Visions of Chile’s urban landscape in 100 years’ time

Famous architects from across the world share their vision on Chile’s architectural future, in a new exhibition at Santiago’s Museum of Contemporary Art.


An exhibition opened last week to mark Chile’s 200th anniversary, which has some of the world’s best architects showcase designs that highlight their ideas about country’s past, present and future.

SCL2110 reflected on the space in which Chileans live, and the changes the country has suffered in the last years. Chilean architect Rodrigo Tisi was given the task of rethinking different urban spaces in Santiago and Valparaíso, for which he felt the best approach would be to invite a panel of mostly-foreign architects and designers.

Visitors to the exhibition will pay between 400 – 600 Chilean pesos to be able to experience ‘a trip into the future’, travelling around a high tech maze of well-known spaces such as the central Santiago market La Vega, modified according to the visions of foreign architects such as U.S. based Bernard Tschumi, LOT-EK and Roselee Goldberg.
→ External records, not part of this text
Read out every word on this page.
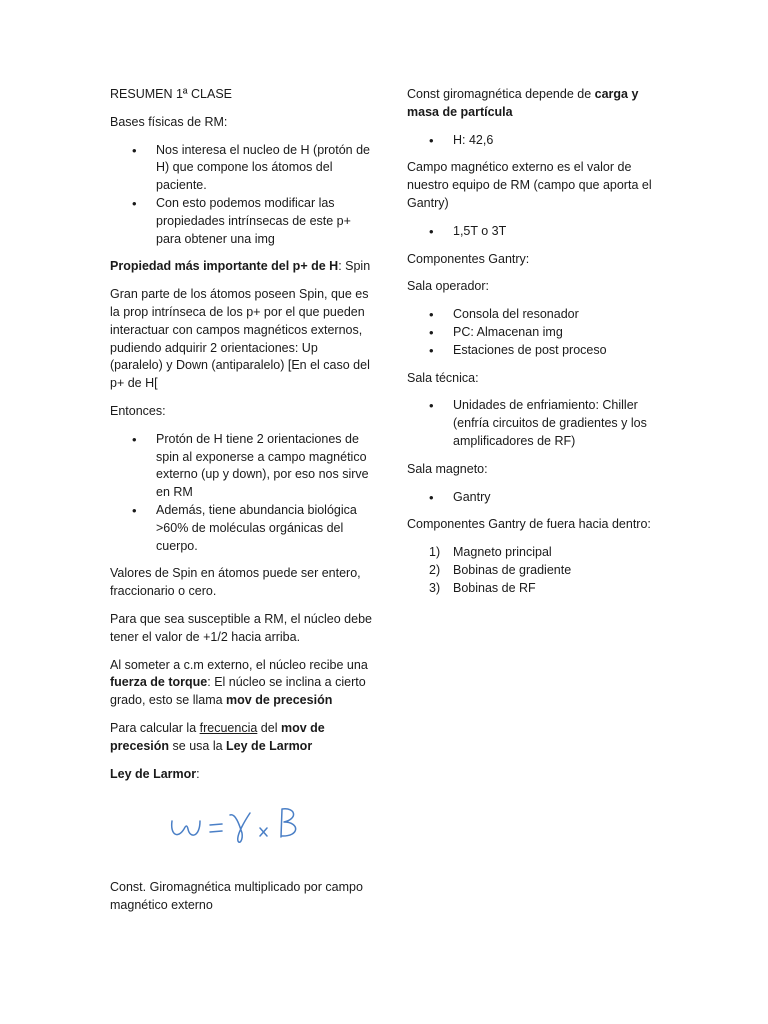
RESUMEN 1ª CLASE

Bases físicas de RM:

• Nos interesa el nucleo de H (protón de H) que compone los átomos del paciente.
• Con esto podemos modificar las propiedades intrínsecas de este p+ para obtener una img

Propiedad más importante del p+ de H: Spin

Gran parte de los átomos poseen Spin, que es la prop intrínseca de los p+ por el que pueden interactuar con campos magnéticos externos, pudiendo adquirir 2 orientaciones: Up (paralelo) y Down (antiparalelo) [En el caso del p+ de H[

Entonces:

• Protón de H tiene 2 orientaciones de spin al exponerse a campo magnético externo (up y down), por eso nos sirve en RM
• Además, tiene abundancia biológica >60% de moléculas orgánicas del cuerpo.

Valores de Spin en átomos puede ser entero, fraccionario o cero.

Para que sea susceptible a RM, el núcleo debe tener el valor de +1/2 hacia arriba.

Al someter a c.m externo, el núcleo recibe una fuerza de torque: El núcleo se inclina a cierto grado, esto se llama mov de precesión

Para calcular la frecuencia del mov de precesión se usa la Ley de Larmor

Ley de Larmor:

Const. Giromagnética multiplicado por campo magnético externo

Const giromagnética depende de carga y masa de partícula

• H: 42,6

Campo magnético externo es el valor de nuestro equipo de RM (campo que aporta el Gantry)

• 1,5T o 3T

Componentes Gantry:

Sala operador:

• Consola del resonador
• PC: Almacenan img
• Estaciones de post proceso

Sala técnica:

• Unidades de enfriamiento: Chiller (enfría circuitos de gradientes y los amplificadores de RF)

Sala magneto:

• Gantry

Componentes Gantry de fuera hacia dentro:

1) Magneto principal
2) Bobinas de gradiente
3) Bobinas de RF
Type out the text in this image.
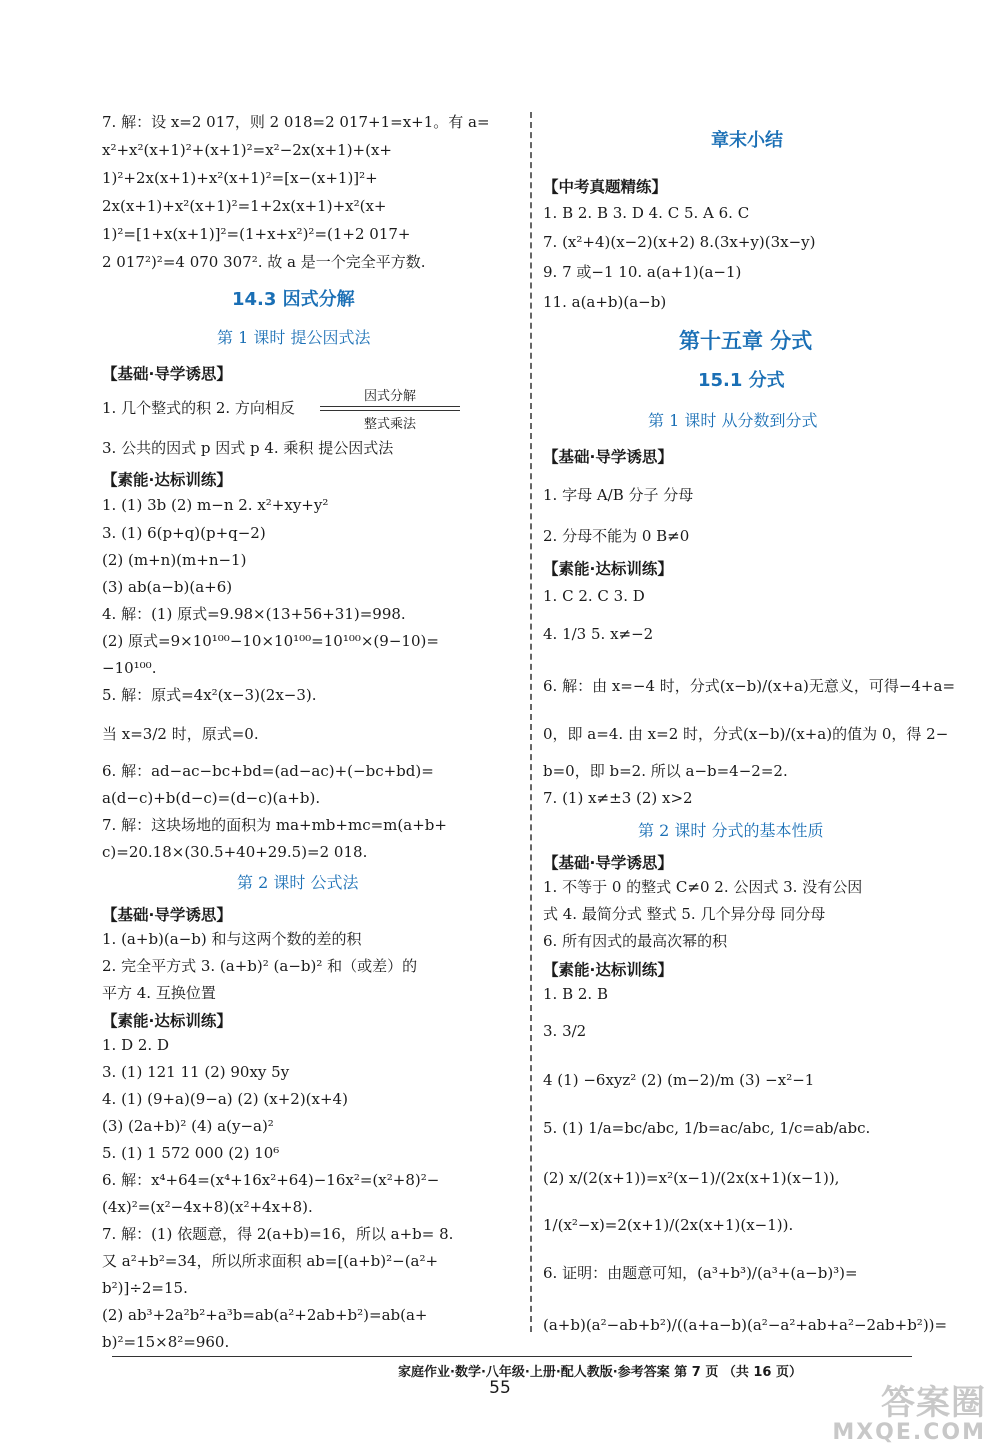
7. 解：设 x=2 017，则 2 018=2 017+1=x+1。有 a=
x²+x²(x+1)²+(x+1)²=x²−2x(x+1)+(x+
1)²+2x(x+1)+x²(x+1)²=[x−(x+1)]²+
2x(x+1)+x²(x+1)²=1+2x(x+1)+x²(x+
1)²=[1+x(x+1)]²=(1+x+x²)²=(1+2 017+
2 017²)²=4 070 307². 故 a 是一个完全平方数.
【基础·导学诱思】
1. 几个整式的积 2. 方向相反
3. 公共的因式 p 因式 p 4. 乘积 提公因式法
【素能·达标训练】
1. (1) 3b (2) m−n 2. x²+xy+y²
3. (1) 6(p+q)(p+q−2)
(2) (m+n)(m+n−1)
(3) ab(a−b)(a+6)
4. 解：(1) 原式=9.98×(13+56+31)=998.
(2) 原式=9×10¹⁰⁰−10×10¹⁰⁰=10¹⁰⁰×(9−10)=
−10¹⁰⁰.
5. 解：原式=4x²(x−3)(2x−3).
当 x=3/2 时，原式=0.
6. 解：ad−ac−bc+bd=(ad−ac)+(−bc+bd)=
a(d−c)+b(d−c)=(d−c)(a+b).
7. 解：这块场地的面积为 ma+mb+mc=m(a+b+
c)=20.18×(30.5+40+29.5)=2 018.
【基础·导学诱思】
1. (a+b)(a−b) 和与这两个数的差的积
2. 完全平方式 3. (a+b)² (a−b)² 和（或差）的
平方 4. 互换位置
【素能·达标训练】
1. D 2. D
3. (1) 121 11 (2) 90xy 5y
4. (1) (9+a)(9−a) (2) (x+2)(x+4)
(3) (2a+b)² (4) a(y−a)²
5. (1) 1 572 000 (2) 10⁶
6. 解：x⁴+64=(x⁴+16x²+64)−16x²=(x²+8)²−
(4x)²=(x²−4x+8)(x²+4x+8).
7. 解：(1) 依题意，得 2(a+b)=16，所以 a+b= 8.
又 a²+b²=34，所以所求面积 ab=[(a+b)²−(a²+
b²)]÷2=15.
(2) ab³+2a²b²+a³b=ab(a²+2ab+b²)=ab(a+
b)²=15×8²=960.
14.3 因式分解
第 1 课时 提公因式法
第 2 课时 公式法
因式分解
整式乘法
【中考真题精练】
1. B 2. B 3. D 4. C 5. A 6. C
7. (x²+4)(x−2)(x+2) 8.(3x+y)(3x−y)
9. 7 或−1 10. a(a+1)(a−1)
11. a(a+b)(a−b)
【基础·导学诱思】
1. 字母 A/B 分子 分母
2. 分母不能为 0 B≠0
【素能·达标训练】
1. C 2. C 3. D
4. 1/3 5. x≠−2
6. 解：由 x=−4 时，分式(x−b)/(x+a)无意义，可得−4+a=
0，即 a=4. 由 x=2 时，分式(x−b)/(x+a)的值为 0，得 2−
b=0，即 b=2. 所以 a−b=4−2=2.
7. (1) x≠±3 (2) x>2
【基础·导学诱思】
1. 不等于 0 的整式 C≠0 2. 公因式 3. 没有公因
式 4. 最简分式 整式 5. 几个异分母 同分母
6. 所有因式的最高次幂的积
【素能·达标训练】
1. B 2. B
3. 3/2
4 (1) −6xyz² (2) (m−2)/m (3) −x²−1
5. (1) 1/a=bc/abc, 1/b=ac/abc, 1/c=ab/abc.
(2) x/(2(x+1))=x²(x−1)/(2x(x+1)(x−1)),
1/(x²−x)=2(x+1)/(2x(x+1)(x−1)).
6. 证明：由题意可知，(a³+b³)/(a³+(a−b)³)=
(a+b)(a²−ab+b²)/((a+a−b)(a²−a²+ab+a²−2ab+b²))=
章末小结
第十五章 分式
15.1 分式
第 1 课时 从分数到分式
第 2 课时 分式的基本性质
家庭作业·数学·八年级·上册·配人教版·参考答案 第 7 页 （共 16 页）
55	答案圈
MXQE.COM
Perspectives varied from architectural planning to looking at the symbolic value of featured installations. The exhibition was conceptual and none of the projects have entered the planning phase. Tisi, project manager, said that it “seeks to create a participatory dialogue on the key attributes that shape our identity as a country, questioning how the cities we love should be for the next 100 years.”

Other projects in the exhibition envision the famous lifts in Valparaíso extended to increase their functionality and capacity, and a giant smog-recycler on top of Santiago’s Cerro San Cristobal to inject clear air into Santiago.